Let a/b be a quotient of polynomials living in K(S). This is of course algebraic over K(S), in fact it belongs to K(S). By the above it is algebraic over K[S]. In particular, a/b solves the polynomial bx - a = 0. Thus there are no new independent elements in K(S). S still does the trick.

All of F is algebraic over K[S] iff F is algebraic over K(S). If S is a maximal independent set in F, generating polynomials K[S], then S is a maximal independent set generating rational functions K(S) in F.

Every permutation of the elements of S extends to a ring/field automorphism of K[S] or K(S) respectively. This can be extended to an automorphism on the algebraic elements above K(s).

Verify that u is transcendental over K[S] iff S ∪ u is an algebraically independent set. A polynomial p(u) over K[S] implies a polynomial p(S,u) over K, and conversely.

You can make the same claim for fields: u is transcendental over K(S) iff S ∪ u is an algebraically independent set. If u is transcendental over K(S) it is transcendental over K[S]. Adjoin element u to K[S], giving K[S][u], whence S and u are independent in K[S], and in K(S). Conversely, assume independence, and suppose u is algebraic over K(S). Thus p(u) is 0 using coefficients from K(S). Multiply through by the common denominator and find a polynomial in S and u that is equal to 0. This is a contradiction.

In either rings or fields, algebraically independent sets grow by adding transcendental elements.

Build an ascending chain of independent sets by adding transcendental elements. The union of such a chain remains independent. Apply zorn's lemma to find a maximal algebraically independent set. This is called a basis, and it spans the transcendent space of the ring or field extension. If anything above the transcendent space is transcendental, it could be added to the basis to make a larger independent set. The basis is maximal, hence everything above is algebraic over the transcendent space, like the icing on the cake.
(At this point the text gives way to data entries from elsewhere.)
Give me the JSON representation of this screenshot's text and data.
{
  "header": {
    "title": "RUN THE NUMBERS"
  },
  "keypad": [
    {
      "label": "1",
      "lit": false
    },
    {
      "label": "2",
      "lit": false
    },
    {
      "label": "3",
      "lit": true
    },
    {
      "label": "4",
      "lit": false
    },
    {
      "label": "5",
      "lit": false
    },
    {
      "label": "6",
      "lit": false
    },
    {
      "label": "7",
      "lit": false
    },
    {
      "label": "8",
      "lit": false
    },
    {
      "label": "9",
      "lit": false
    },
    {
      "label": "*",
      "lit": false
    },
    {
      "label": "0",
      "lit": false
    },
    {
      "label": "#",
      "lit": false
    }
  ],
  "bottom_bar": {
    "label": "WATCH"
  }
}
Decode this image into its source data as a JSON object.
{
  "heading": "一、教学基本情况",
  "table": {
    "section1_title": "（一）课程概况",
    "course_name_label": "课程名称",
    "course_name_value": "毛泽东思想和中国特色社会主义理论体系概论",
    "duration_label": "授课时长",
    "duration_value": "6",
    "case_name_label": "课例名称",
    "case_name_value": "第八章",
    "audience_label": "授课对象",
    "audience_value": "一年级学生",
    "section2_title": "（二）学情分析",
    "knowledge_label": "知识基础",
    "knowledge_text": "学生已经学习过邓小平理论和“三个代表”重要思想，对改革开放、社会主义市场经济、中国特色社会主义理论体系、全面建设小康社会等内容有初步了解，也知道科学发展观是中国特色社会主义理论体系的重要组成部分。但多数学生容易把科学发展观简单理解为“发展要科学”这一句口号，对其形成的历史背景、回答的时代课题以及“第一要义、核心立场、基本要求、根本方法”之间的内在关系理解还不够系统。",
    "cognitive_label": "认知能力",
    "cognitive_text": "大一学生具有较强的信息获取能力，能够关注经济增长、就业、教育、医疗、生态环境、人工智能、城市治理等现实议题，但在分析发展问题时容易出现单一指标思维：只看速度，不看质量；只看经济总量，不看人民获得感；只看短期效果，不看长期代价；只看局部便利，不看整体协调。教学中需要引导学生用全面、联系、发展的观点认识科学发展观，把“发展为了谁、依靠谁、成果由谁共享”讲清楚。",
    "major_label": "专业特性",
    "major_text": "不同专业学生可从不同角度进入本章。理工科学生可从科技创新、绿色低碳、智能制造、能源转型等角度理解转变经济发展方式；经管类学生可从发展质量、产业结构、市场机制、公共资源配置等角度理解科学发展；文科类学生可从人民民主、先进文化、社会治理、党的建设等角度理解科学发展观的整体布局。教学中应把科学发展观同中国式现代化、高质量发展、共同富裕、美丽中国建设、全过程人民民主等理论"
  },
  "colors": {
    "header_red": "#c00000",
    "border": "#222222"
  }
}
We call K[S] or K(S) a transcendent space because, when K is a field, the transcended space is a vector space built from transcendental elements. Even when K is a ring, K[S] is a free K module, spanned by products of powers of indeterminants drawn from S.

The field extension F/K does not have one transcendent space; it may have many. I will illustrate with K(x), quotients of polynomials in x. Instead of x, adjoin x2 , giving a smaller transcendent space. This is a smaller cake, and it has more icing. The element x is algebraic over x2 , namely its square root. The field F can be entirely transcendental, or it can be described as a transcendental extension followed by an algebraic extension.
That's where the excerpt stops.